Live Broke In A Big City
My 20’s were a really good decade. My priorities were as follows: 1.) Hustle everyday to figure out my career, and 2.) Have A LOT of fun. We (Brian and I) moved to New York from Oregon in 2001, when we were 22, with absolutely no plan and barely any money saved (well, Brian got into NYU grad school so HE had a plan, but not me). The decision to do that, informed my whole life. Obviously, and yet in a lot of ways it was totally irresponsible – which is exactly what you are supposed to do in your 20’s. Not be irresponsible, but take risks and be adventuresome even if your bank account tells a different story.
Here we were; the day we left to drive cross country to New York. I wish I could say it was also Halloween or perhaps some sort of local “dress like a weirdo” holiday, but it wasn’t. It was 2001, and that is just what we chose to adorn our bodies in.

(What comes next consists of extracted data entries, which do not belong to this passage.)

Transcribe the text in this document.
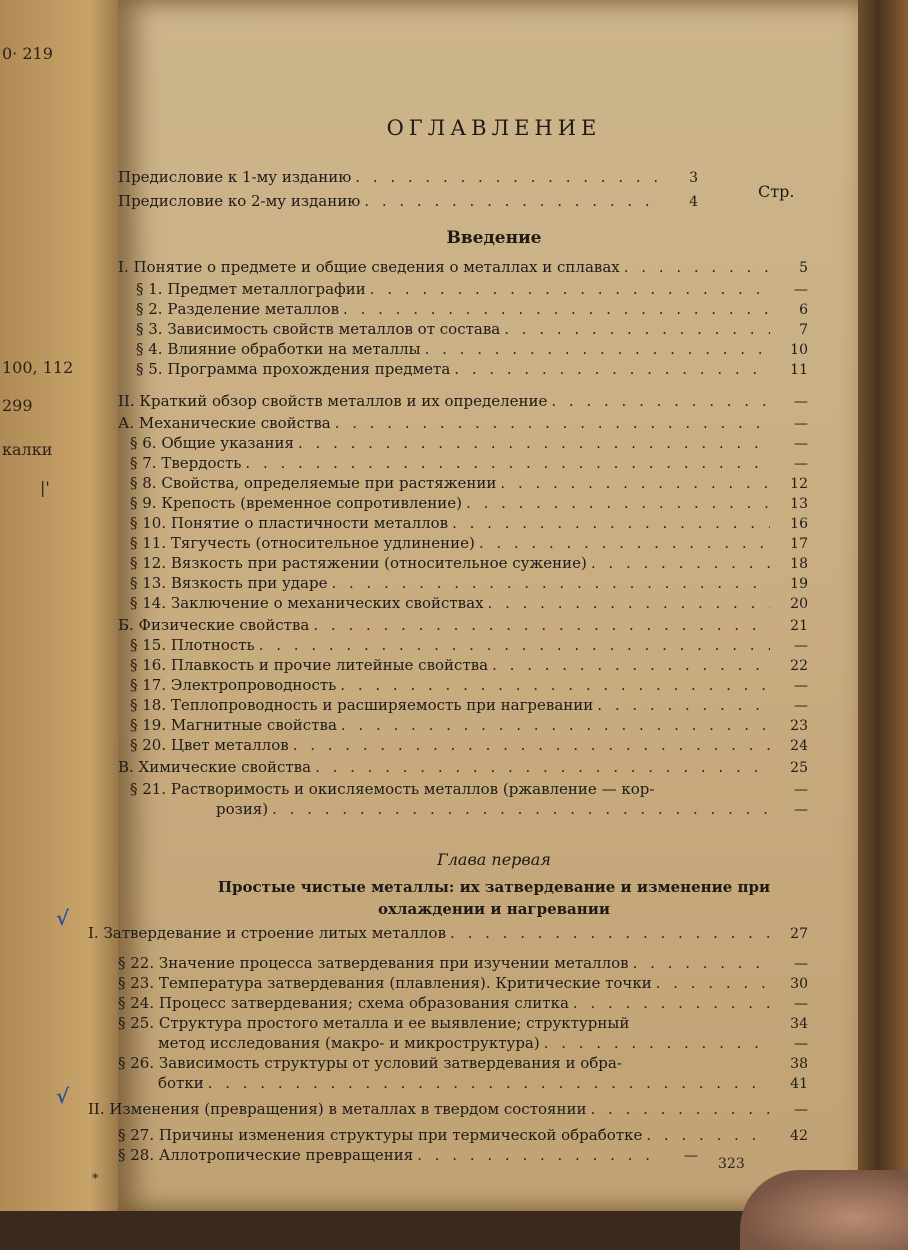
0· 219
100, 112
299
калки
|'
ОГЛАВЛЕНИЕ
Стр.
Введение
Предисловие к 1-му изданию . . .	3
Предисловие ко 2-му изданию . . .	4
I. Понятие о предмете и общие сведения о металлах и сплавах . . .	5
§ 1. Предмет металлографии . . .	—
§ 2. Разделение металлов . . .	6
§ 3. Зависимость свойств металлов от состава . . .	7
§ 4. Влияние обработки на металлы . . .	10
§ 5. Программа прохождения предмета . . .	11
II. Краткий обзор свойств металлов и их определение . . .	—
А. Механические свойства . . .	—
§ 6. Общие указания . . .	—
§ 7. Твердость . . .	—
§ 8. Свойства, определяемые при растяжении . . .	12
§ 9. Крепость (временное сопротивление) . . .	13
§ 10. Понятие о пластичности металлов . . .	16
§ 11. Тягучесть (относительное удлинение) . . .	17
§ 12. Вязкость при растяжении (относительное сужение) . . .	18
§ 13. Вязкость при ударе . . .	19
§ 14. Заключение о механических свойствах . . .	20
Б. Физические свойства . . .	21
§ 15. Плотность . . .	—
§ 16. Плавкость и прочие литейные свойства . . .	22
§ 17. Электропроводность . . .	—
§ 18. Теплопроводность и расширяемость при нагревании . . .	—
§ 19. Магнитные свойства . . .	23
§ 20. Цвет металлов . . .	24
В. Химические свойства . . .	25
§ 21. Растворимость и окисляемость металлов (ржавление — кор-	—
розия) . . .	—
Глава первая
Простые чистые металлы: их затвердевание и изменение при
охлаждении и нагревании
I. Затвердевание и строение литых металлов . . .	27
§ 22. Значение процесса затвердевания при изучении металлов . . .	—
§ 23. Температура затвердевания (плавления). Критические точки . . .	30
§ 24. Процесс затвердевания; схема образования слитка . . .	—
§ 25. Структура простого металла и ее выявление; структурный	34
метод исследования (макро- и микроструктура) . . .	—
§ 26. Зависимость структуры от условий затвердевания и обра-	38
ботки . . .	41
II. Изменения (превращения) в металлах в твердом состоянии . . .	—
§ 27. Причины изменения структуры при термической обработке . . .	42
§ 28. Аллотропические превращения . . .	— 323
√
√
*
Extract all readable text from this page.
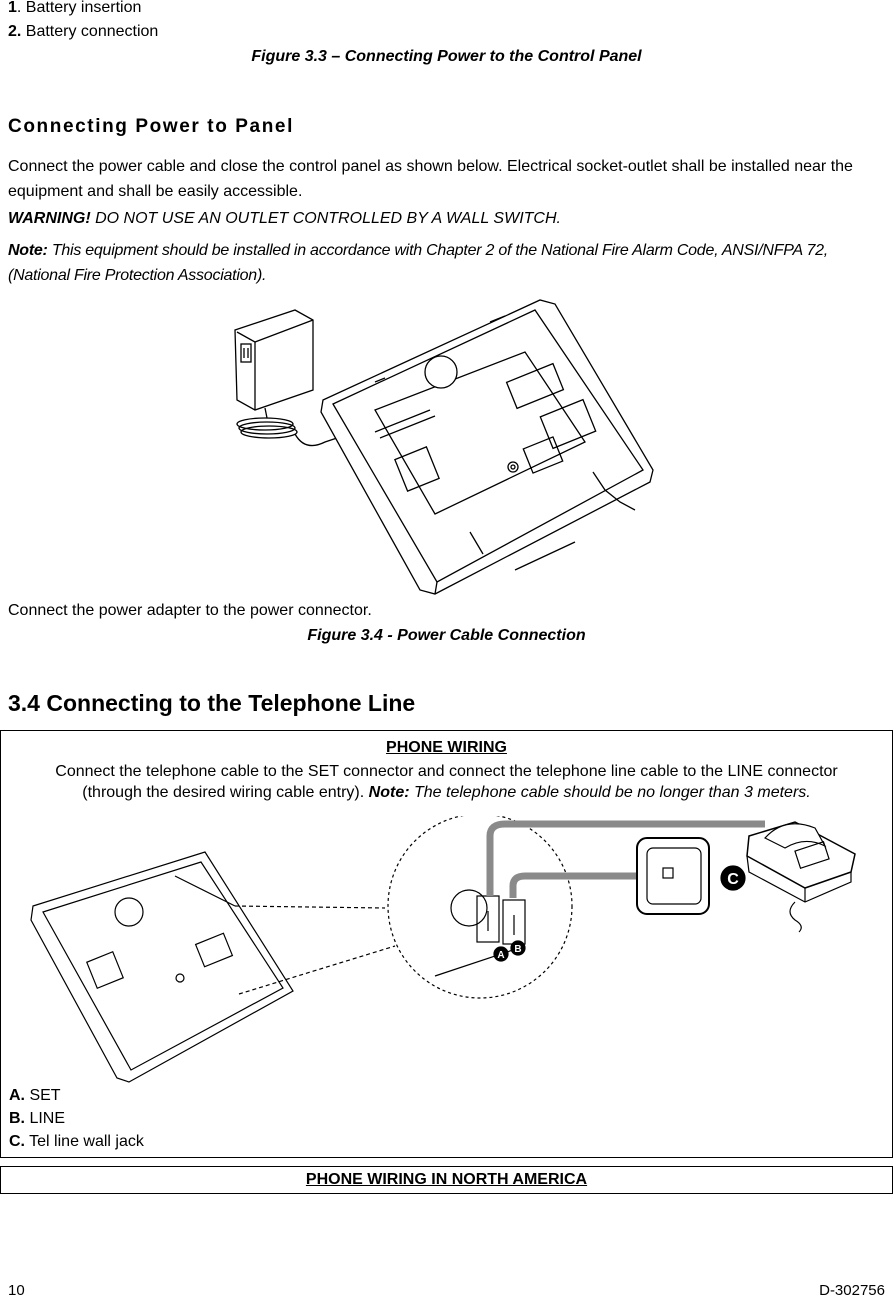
1. Battery insertion
2. Battery connection
Figure 3.3 – Connecting Power to the Control Panel
Connecting Power to Panel
Connect the power cable and close the control panel as shown below. Electrical socket-outlet shall be installed near the equipment and shall be easily accessible.
WARNING! DO NOT USE AN OUTLET CONTROLLED BY A WALL SWITCH.
Note: This equipment should be installed in accordance with Chapter 2 of the National Fire Alarm Code, ANSI/NFPA 72, (National Fire Protection Association).
Connect the power adapter to the power connector.
Figure 3.4 - Power Cable Connection
3.4 Connecting to the Telephone Line
PHONE WIRING
Connect the telephone cable to the SET connector and connect the telephone line cable to the LINE connector
(through the desired wiring cable entry). Note: The telephone cable should be no longer than 3 meters.
A
B
C
A. SET
B. LINE
C. Tel line wall jack
PHONE WIRING IN NORTH AMERICA
10	D-302756
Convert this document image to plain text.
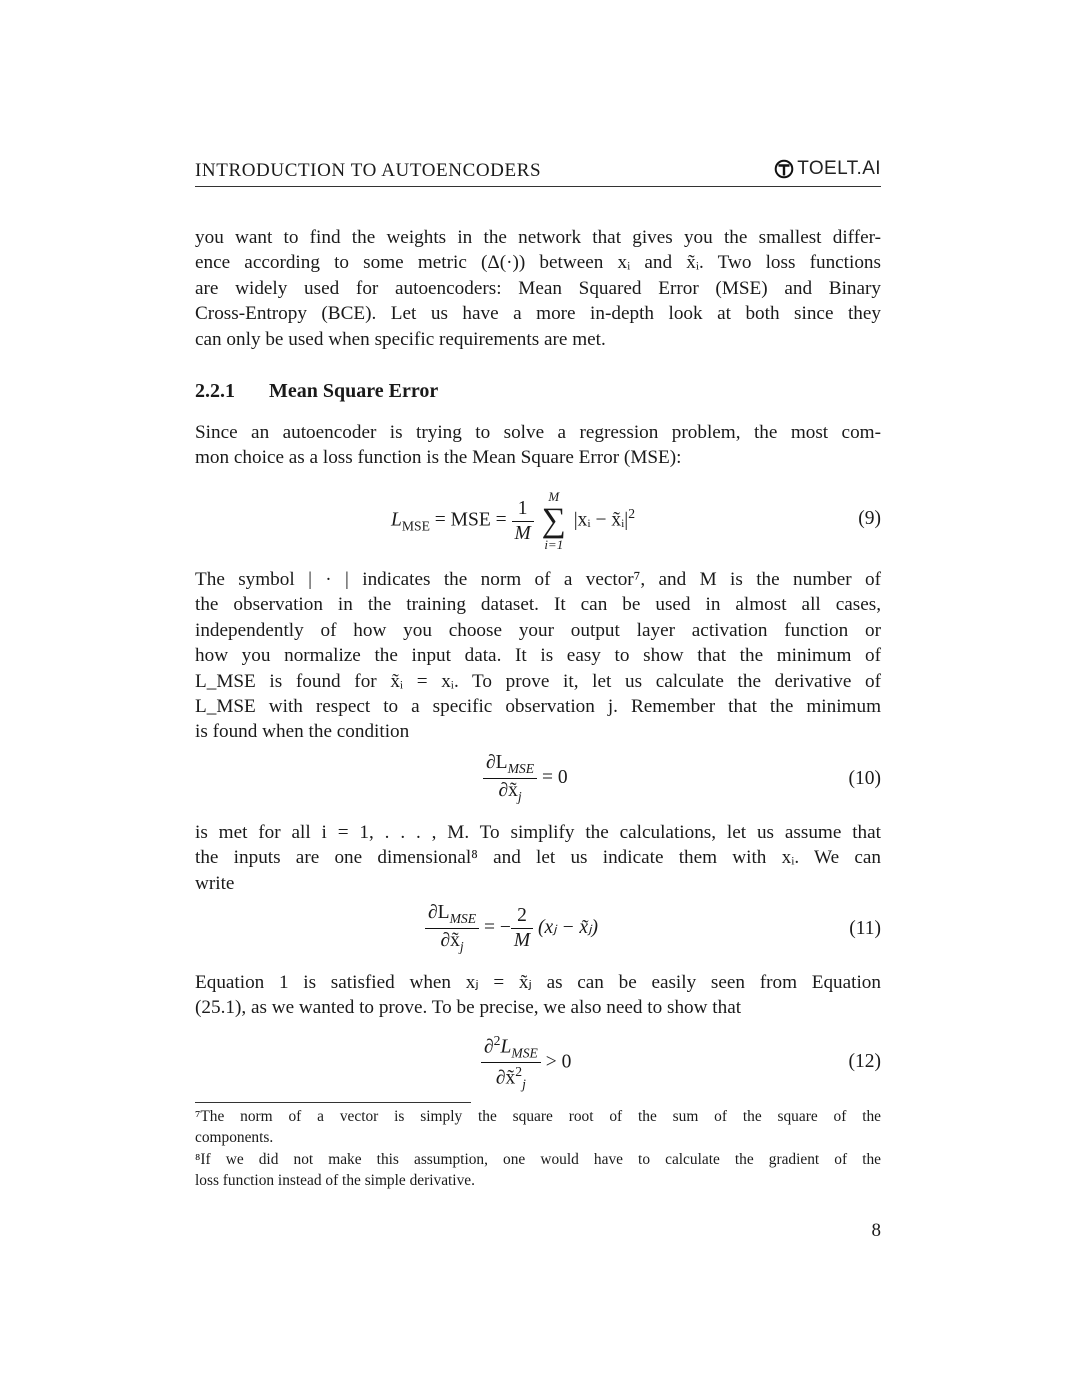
INTRODUCTION TO AUTOENCODERS	TOELT.AI
you want to find the weights in the network that gives you the smallest differ-
ence according to some metric (Δ(·)) between xᵢ and x̃ᵢ. Two loss functions
are widely used for autoencoders: Mean Squared Error (MSE) and Binary
Cross-Entropy (BCE). Let us have a more in-depth look at both since they
can only be used when specific requirements are met.
2.2.1 Mean Square Error
Since an autoencoder is trying to solve a regression problem, the most com-
mon choice as a loss function is the Mean Square Error (MSE):
$L_{MSE}$ = MSE = $\frac{1}{M}$

M
∑
i=1
|xᵢ − $x̃ᵢ|^2$	(9)
The symbol | · | indicates the norm of a vector⁷, and M is the number of
the observation in the training dataset. It can be used in almost all cases,
independently of how you choose your output layer activation function or
how you normalize the input data. It is easy to show that the minimum of
L_MSE is found for x̃ᵢ = xᵢ. To prove it, let us calculate the derivative of
L_MSE with respect to a specific observation j. Remember that the minimum
is found when the condition
$\frac{\partial L_{MSE}}{\partial x̃_j} = 0$	(10)
is met for all i = 1, . . . , M. To simplify the calculations, let us assume that
the inputs are one dimensional⁸ and let us indicate them with xᵢ. We can
write
$\frac{\partial L_{MSE}}{\partial x̃_j}$ = − $\frac{2}{M}$ (xⱼ − x̃ⱼ)	(11)
Equation 1 is satisfied when xⱼ = x̃ⱼ as can be easily seen from Equation
(25.1), as we wanted to prove. To be precise, we also need to show that
$\frac{\partial^2L_{MSE}}{\partial x̃^2_j} > 0$	(12)
⁷The norm of a vector is simply the square root of the sum of the square of the
components.
⁸If we did not make this assumption, one would have to calculate the gradient of the
loss function instead of the simple derivative.
8
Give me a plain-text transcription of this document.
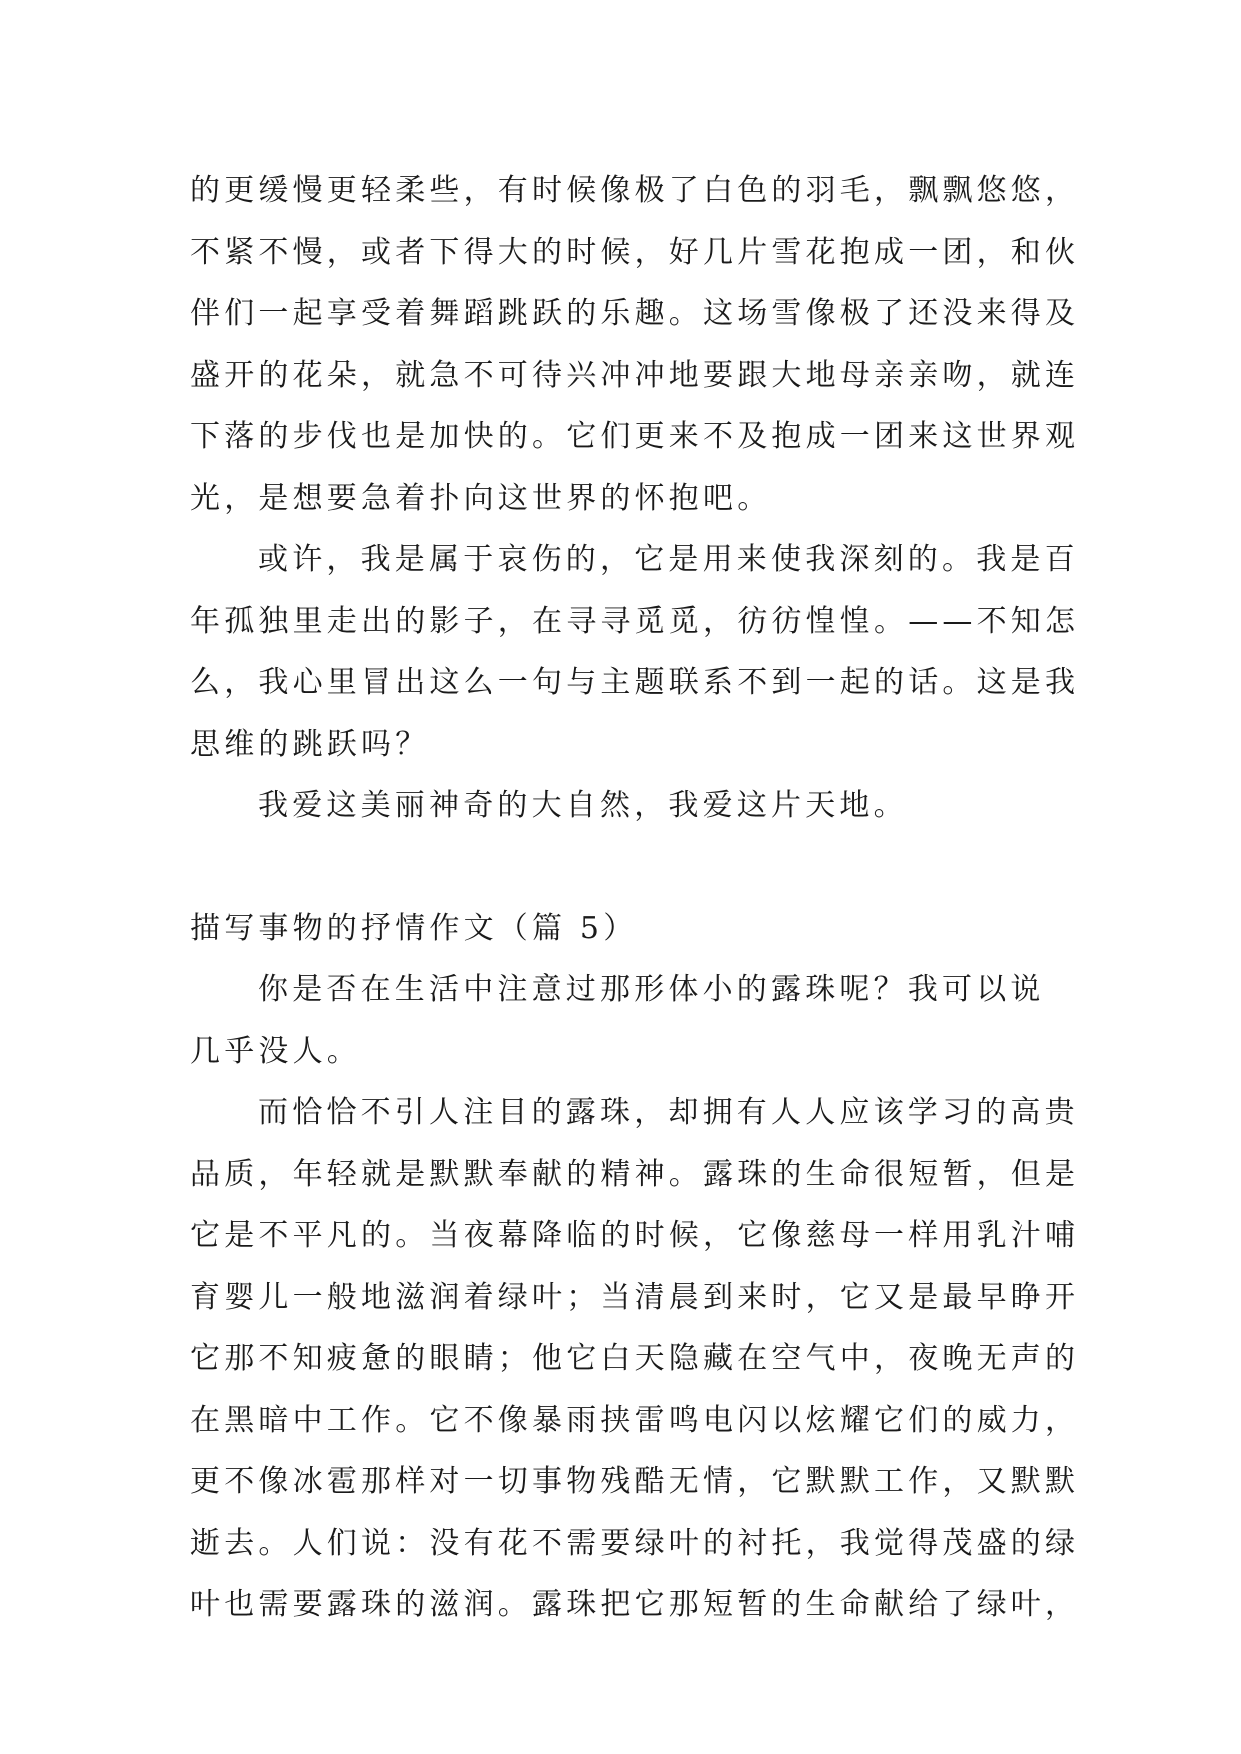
的更缓慢更轻柔些，有时候像极了白色的羽毛，飘飘悠悠，
不紧不慢，或者下得大的时候，好几片雪花抱成一团，和伙
伴们一起享受着舞蹈跳跃的乐趣。这场雪像极了还没来得及
盛开的花朵，就急不可待兴冲冲地要跟大地母亲亲吻，就连
下落的步伐也是加快的。它们更来不及抱成一团来这世界观
光，是想要急着扑向这世界的怀抱吧。
或许，我是属于哀伤的，它是用来使我深刻的。我是百
年孤独里走出的影子，在寻寻觅觅，彷彷惶惶。——不知怎
么，我心里冒出这么一句与主题联系不到一起的话。这是我
思维的跳跃吗？
我爱这美丽神奇的大自然，我爱这片天地。
描写事物的抒情作文（篇 5）
你是否在生活中注意过那形体小的露珠呢？我可以说
几乎没人。
而恰恰不引人注目的露珠，却拥有人人应该学习的高贵
品质，年轻就是默默奉献的精神。露珠的生命很短暂，但是
它是不平凡的。当夜幕降临的时候，它像慈母一样用乳汁哺
育婴儿一般地滋润着绿叶；当清晨到来时，它又是最早睁开
它那不知疲惫的眼睛；他它白天隐藏在空气中，夜晚无声的
在黑暗中工作。它不像暴雨挟雷鸣电闪以炫耀它们的威力，
更不像冰雹那样对一切事物残酷无情，它默默工作，又默默
逝去。人们说：没有花不需要绿叶的衬托，我觉得茂盛的绿
叶也需要露珠的滋润。露珠把它那短暂的生命献给了绿叶，
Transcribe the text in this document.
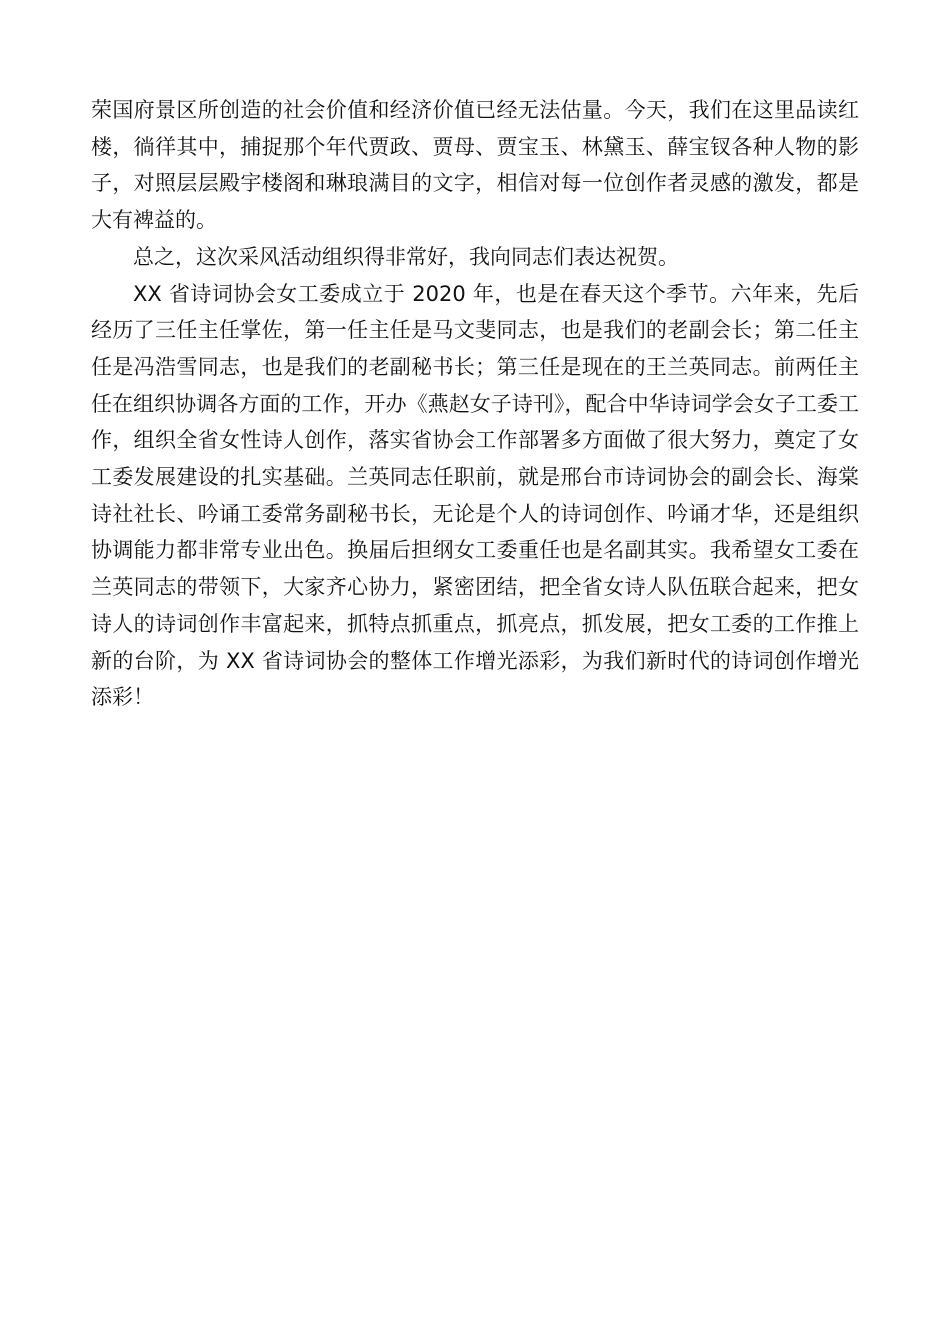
荣国府景区所创造的社会价值和经济价值已经无法估量。今天，我们在这里品读红楼，徜徉其中，捕捉那个年代贾政、贾母、贾宝玉、林黛玉、薛宝钗各种人物的影子，对照层层殿宇楼阁和琳琅满目的文字，相信对每一位创作者灵感的激发，都是大有裨益的。

总之，这次采风活动组织得非常好，我向同志们表达祝贺。

XX 省诗词协会女工委成立于 2020 年，也是在春天这个季节。六年来，先后经历了三任主任掌佐，第一任主任是马文斐同志，也是我们的老副会长；第二任主任是冯浩雪同志，也是我们的老副秘书长；第三任是现在的王兰英同志。前两任主任在组织协调各方面的工作，开办《燕赵女子诗刊》，配合中华诗词学会女子工委工作，组织全省女性诗人创作，落实省协会工作部署多方面做了很大努力，奠定了女工委发展建设的扎实基础。兰英同志任职前，就是邢台市诗词协会的副会长、海棠诗社社长、吟诵工委常务副秘书长，无论是个人的诗词创作、吟诵才华，还是组织协调能力都非常专业出色。换届后担纲女工委重任也是名副其实。我希望女工委在兰英同志的带领下，大家齐心协力，紧密团结，把全省女诗人队伍联合起来，把女诗人的诗词创作丰富起来，抓特点抓重点，抓亮点，抓发展，把女工委的工作推上新的台阶，为 XX 省诗词协会的整体工作增光添彩，为我们新时代的诗词创作增光添彩！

We were so up for adventure and didn’t care that we didn’t have an apartment lined up, jobs in place, or any friends there to meet us. There was a spirit and fire in us that I can only hope my kids have at that age.
I think back and wonder HOW we had so much fun when we had no money. We are conditioned in society to correlate the two – and obviously in a lot of ways it is true, but man did we make some insanely fun memories without spending a dollar. I was bartending at night, and walking dogs during the day, then later worked retail. Our rent was $1200 for a tiny 400square foot studio apartment. And then after we broke up, I moved to Spanish Harlem by myself and paid $1100 on my own (this was in 2002, that same apartment would be $2k now at least). I remember often having under $100 in my bank account and I wasn’t in a ‘borrow money from my parents’ situation.
But the thing is, when you are 25, and have just a couple hundred bucks in your bank account you make your own fun. You live with too many roommates, you seek out the hole in the wall indian joints and eat a lot of rice to fill up, you sneak into Broadway theaters at intermission. You might even make a table out of a stop sign and a saarinen base.
In case you are wondering what the heck is that, don’t worry, I’ve got a closer photo:
Our standards and expectations on what qualified as a good time were lower, so the fun we had was so high. The city had so much to offer as the fun just existed in the city naturally. Sure, we saved to go see a show, and once a year got super dressed up to go to a really expensive dinner, but other than that we hung out, and made ourselves freeloading tourists – waiting in lines for cheaper tickets to things, walking around for hours, hanging out on stoops and people watching. We even had our engagement party at a 6th street Indian restaurant that was BYOB, and we told all our friends to do just that. Nobody cared and it was a total blast.
So whats the point? The point is that if you have an inkling to live in a big city, but have very little money JUST DO IT. This is the only time in your life that you will be able to do something like that. I’m not saying that I’m old and lame, but basically now I’m old and lame. When you are 22 you don’t know that living in 400 square feet with another person is uncivilized, or maybe you do, but you don’t care. The older you get, the more comfort and space you want and need. You have your things, your king bed, your huge squishy sofa. Now that we’ve lived in a house in LA I honestly don’t know how I would go back to small city living, but I’m INSANELY glad we did it when we did.
Living in a tiny apartment forced us to always be out, and being out forced us to have fun and see the city and world. We would bring food/drink to central park and literally hang out all day with friends. We would camp out next to the outdoor concerts that cost money and drink and listen to the music for free. We would bar hop and try out like 13 different bars a night – although this was before drinks cost $17 each. We would go to the cheap off broadway shows that were either amazing or terrible. We went to The Moth every week, bad improv all the time, and when we were invited anywhere that seemed to have a cool art scene, we felt like we had made it. And we had. We were cool.
And we travelled. You’d think that not having any money meant that you can’t leave the country but we did. We went on an all-inclusive resort-y vacation to the Dominican Republic that cost $500 for flight/hotel/food/booze for a week, and then later to Vietnam and Laos where we lived on $15 a day (including lodging). Now we labor over every hotel and restaurant choice, but back then we didn’t care, we were psyched to be anywhere different. But looking back we should have travelled more and done even weirder sh*t.
While I don’t want to go back to wearing say, cotton chaps and a vintage teenage mutant ninja t-shirt, there was a freedom and liberty in being 26 that is harder to access when you are 36.
I know a lot of people who say “I would have loved to have lived in New York” but they didn’t, and now, after having a proper house, kids, etc. It’s probably not going to happen. So if you want to do it, or if you don’t, just be sure to get outside, travel, do weird stuff, live broke, work your ass off creating some career (even if it means dog walking during the day) and have a hell of a lot of fun, you will never get this time or age back again in your life.